A bipartisan group of senators is hoping to nail down a framework for new gun safety legislation this week, some key negotiators said Sunday, and they are cautiously optimistic that after a recent spate of mass shootings, Congress might actually take action this time. The changes wouldn't be as far-reaching as those called for by President Biden in a national address last Thursday. Instead, the goal is to find legislation that 10 to 20 Senate Republicans will support.
The "intensive" bipartisan negotiations don't "guarantee any outcome," Sen. Pat Toomey (R-Pa.) told CBS's Face the Nation. "But it feels to me like we are closer than we've been since I've been in the Senate." Toomey co-led an unsuccessful effort to expand background checks in 2013, after the Sandy Hook school shooting in Connecticut. These talks are being led by Sen. John Cornyn (R-Texas) and Sen. Chris Murphy (D-Conn.).
"It's really tough sledding," Murphy told The Washington Post on Sunday. "But I've never been part of conversations that are this serious and this thoughtful before, and I know all the Republicans and Democrats who are at the table are there with total sincerity to get an agreement."

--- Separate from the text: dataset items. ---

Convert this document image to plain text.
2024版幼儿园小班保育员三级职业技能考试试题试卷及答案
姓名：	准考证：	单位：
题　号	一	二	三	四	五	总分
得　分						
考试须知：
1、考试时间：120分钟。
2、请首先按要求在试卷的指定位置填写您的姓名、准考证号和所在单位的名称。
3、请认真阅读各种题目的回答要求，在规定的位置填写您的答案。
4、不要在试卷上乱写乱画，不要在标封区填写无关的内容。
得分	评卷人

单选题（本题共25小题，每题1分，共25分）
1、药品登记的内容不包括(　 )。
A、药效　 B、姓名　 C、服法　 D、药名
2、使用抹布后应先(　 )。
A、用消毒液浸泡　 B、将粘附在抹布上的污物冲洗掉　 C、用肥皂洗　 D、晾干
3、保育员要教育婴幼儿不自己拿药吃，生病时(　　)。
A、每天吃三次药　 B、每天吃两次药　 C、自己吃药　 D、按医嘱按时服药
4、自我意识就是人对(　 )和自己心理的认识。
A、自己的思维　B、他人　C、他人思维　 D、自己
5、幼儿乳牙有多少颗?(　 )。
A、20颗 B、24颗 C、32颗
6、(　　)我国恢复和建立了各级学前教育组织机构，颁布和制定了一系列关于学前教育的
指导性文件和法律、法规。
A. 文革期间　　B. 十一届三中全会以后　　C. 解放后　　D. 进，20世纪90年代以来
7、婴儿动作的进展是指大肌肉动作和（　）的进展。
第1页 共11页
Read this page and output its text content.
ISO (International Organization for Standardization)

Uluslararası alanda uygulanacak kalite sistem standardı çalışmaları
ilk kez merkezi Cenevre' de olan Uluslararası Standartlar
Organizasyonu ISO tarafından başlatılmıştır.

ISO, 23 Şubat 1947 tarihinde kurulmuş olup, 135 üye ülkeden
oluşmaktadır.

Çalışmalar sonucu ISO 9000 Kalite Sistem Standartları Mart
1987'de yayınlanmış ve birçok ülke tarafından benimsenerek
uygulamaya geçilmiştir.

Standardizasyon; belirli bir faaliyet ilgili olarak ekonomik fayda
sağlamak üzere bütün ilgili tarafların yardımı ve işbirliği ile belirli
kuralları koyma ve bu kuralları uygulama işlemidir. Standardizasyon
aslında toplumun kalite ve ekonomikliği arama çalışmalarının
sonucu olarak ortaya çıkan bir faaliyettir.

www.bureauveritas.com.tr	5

A group of more than 250 conservative gun enthusiasts in Texas, including prominent GOP donors, signed a full-page ad in Sunday's Dallas Morning News backing Cornyn's negotiations and an expansion of background checks and "red flag" laws after the mass murder of 19 children two teachers in Uvalde, Texas. Polls consistently show strong public support for new gun safety laws, especially expanding background checks.
Murphy said Senate negotiators are looking at the package of measures Florida's Republican legislature passed in 2018 after the Parkland school shooting, signed into law by then-Gov. Rick Scott (R), now a senator. That package provided funds mental health and security at schools, created a red flag law and a three-day waiting period, and raised the minimum age to purchase AR-15 rifles and other long guns to 21 from 18.
"The template for Florida is the right one, which is do some significant mental health investment, some school safety money and some modest, but impactful, changes in gun laws," Murphy said. "Scott passed that law in Florida because it was the right thing to do, but also because Republicans saw it as good politics. We have to make the case for Republicans that right now this is good politics."